What people don’t think about, I’m sure, is that this is ridiculously inconsequential. Why, you ask? Because turkey is nothing terribly special. We all eat it dozens of times throughout the calendar year. I myself eat a turkey sandwich several times a week for lunch, and turkey with mashed potatoes is a Sustainable Thursday staple. So what if everyone eats turkey on Thanksgiving? I ate turkey less than eight hours ago. Pardoning one bird is paltry when you consider how many we actually eat.

In case you were wondering, I am not going to blather on about the importance of turkey in the American diet. Rather, I propose that this Thanksgiving, we direct our attention away from the overblown spectacle that is the holiday turkey and focus instead on what really matters: that which surrounds it.

Now, I’m not talking about family and friends, crucial though they are. What I mean to draw your attention to are the fabulous and too-oft overlooked side dishes that, at least in my family, are infinitely more popular than the bird. I’m talking about the things that one only gets on Thanksgiving: fresh cranberry sauce, stuffed mushrooms, sweet potato pie, homemade corn muffins and meaty stuffing. I’m thinking pumpkin pie with whipped cream, cream of mushroom soup prepared from scratch, artichokes packed with sausage, breadcrumbs, garlic and parsley. Seasonal and traditional, I cannot imagine Thanksgiving without these. Turkey is any day; my grandmother’s Italian sausage and breadcrumb stuffing is once a year.

Let’s face reality: The turkey is often a disappointment. There is a reason that 95 percent of cartoons that run Thanksgiving specials portray disaster in which the turkey goes up in flames in the oven, prompting the goofy but well-meaning protagonist to engage in hilarious antics to save the holiday for his family. My own relatives have a tendency to grossly overcook the bird, rendering it dry and tasteless. Worse still, a friend’s oven once stopped working in the middle of cooking her turkey. She had to drive the bird to a nearby relative’s house to finish cooking it. Festive!
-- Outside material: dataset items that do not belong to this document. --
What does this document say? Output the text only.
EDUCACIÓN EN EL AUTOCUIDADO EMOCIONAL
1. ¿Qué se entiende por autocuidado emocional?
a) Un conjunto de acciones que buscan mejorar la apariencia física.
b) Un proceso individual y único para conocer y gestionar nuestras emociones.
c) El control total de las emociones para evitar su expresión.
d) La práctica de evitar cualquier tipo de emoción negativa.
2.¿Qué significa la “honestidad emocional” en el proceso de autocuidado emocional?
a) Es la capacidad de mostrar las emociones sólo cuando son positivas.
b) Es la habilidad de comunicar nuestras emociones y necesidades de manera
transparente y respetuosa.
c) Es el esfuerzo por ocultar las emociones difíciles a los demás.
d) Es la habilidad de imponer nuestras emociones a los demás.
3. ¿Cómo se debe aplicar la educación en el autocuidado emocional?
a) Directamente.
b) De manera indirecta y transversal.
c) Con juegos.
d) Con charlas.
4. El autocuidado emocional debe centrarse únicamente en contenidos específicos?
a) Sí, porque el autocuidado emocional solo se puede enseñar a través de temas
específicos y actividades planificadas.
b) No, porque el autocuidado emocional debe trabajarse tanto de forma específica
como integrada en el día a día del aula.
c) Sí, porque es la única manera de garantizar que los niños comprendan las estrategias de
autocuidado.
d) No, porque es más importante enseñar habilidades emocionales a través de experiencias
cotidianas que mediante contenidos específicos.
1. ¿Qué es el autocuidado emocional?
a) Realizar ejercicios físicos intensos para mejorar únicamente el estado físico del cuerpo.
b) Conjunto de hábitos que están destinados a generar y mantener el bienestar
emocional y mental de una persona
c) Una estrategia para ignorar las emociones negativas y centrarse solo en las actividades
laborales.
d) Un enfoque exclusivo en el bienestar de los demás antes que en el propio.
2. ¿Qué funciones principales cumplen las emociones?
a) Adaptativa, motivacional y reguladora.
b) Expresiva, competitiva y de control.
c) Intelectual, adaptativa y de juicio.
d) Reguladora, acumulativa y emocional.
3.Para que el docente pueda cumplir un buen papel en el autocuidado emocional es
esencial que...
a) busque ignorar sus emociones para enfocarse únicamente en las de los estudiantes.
Thanksgiving isn’t about the awesomeness of the bird. It’s about distracting people from how terrible the turkey is with much more awesome side dishes! For years, I watched my mother work as many as three stovetop burners at a time, frantically flipping through recipe books that lay untouched the rest of the year. Similarly, I watched my older cousins, all in college and starved for any sort of flavor, pile up their dishes with my mother’s specialties while practically ignoring the turkey. Now a college student myself, I understand. We all eat enough turkey, but we so rarely get the accoutrements.

Think about it. Is it really Thanksgiving if you just have a turkey and some mashed potatoes, or is it just another Thursday at a Yale dining hall? Consider your own family traditions. Maybe whip up a batch of stuffed artichokes to share with everyone, or make a pumpkin pie with home-made whipped cream. Focus on the little things, as so often those are what make life (and the holidays) that much sweeter.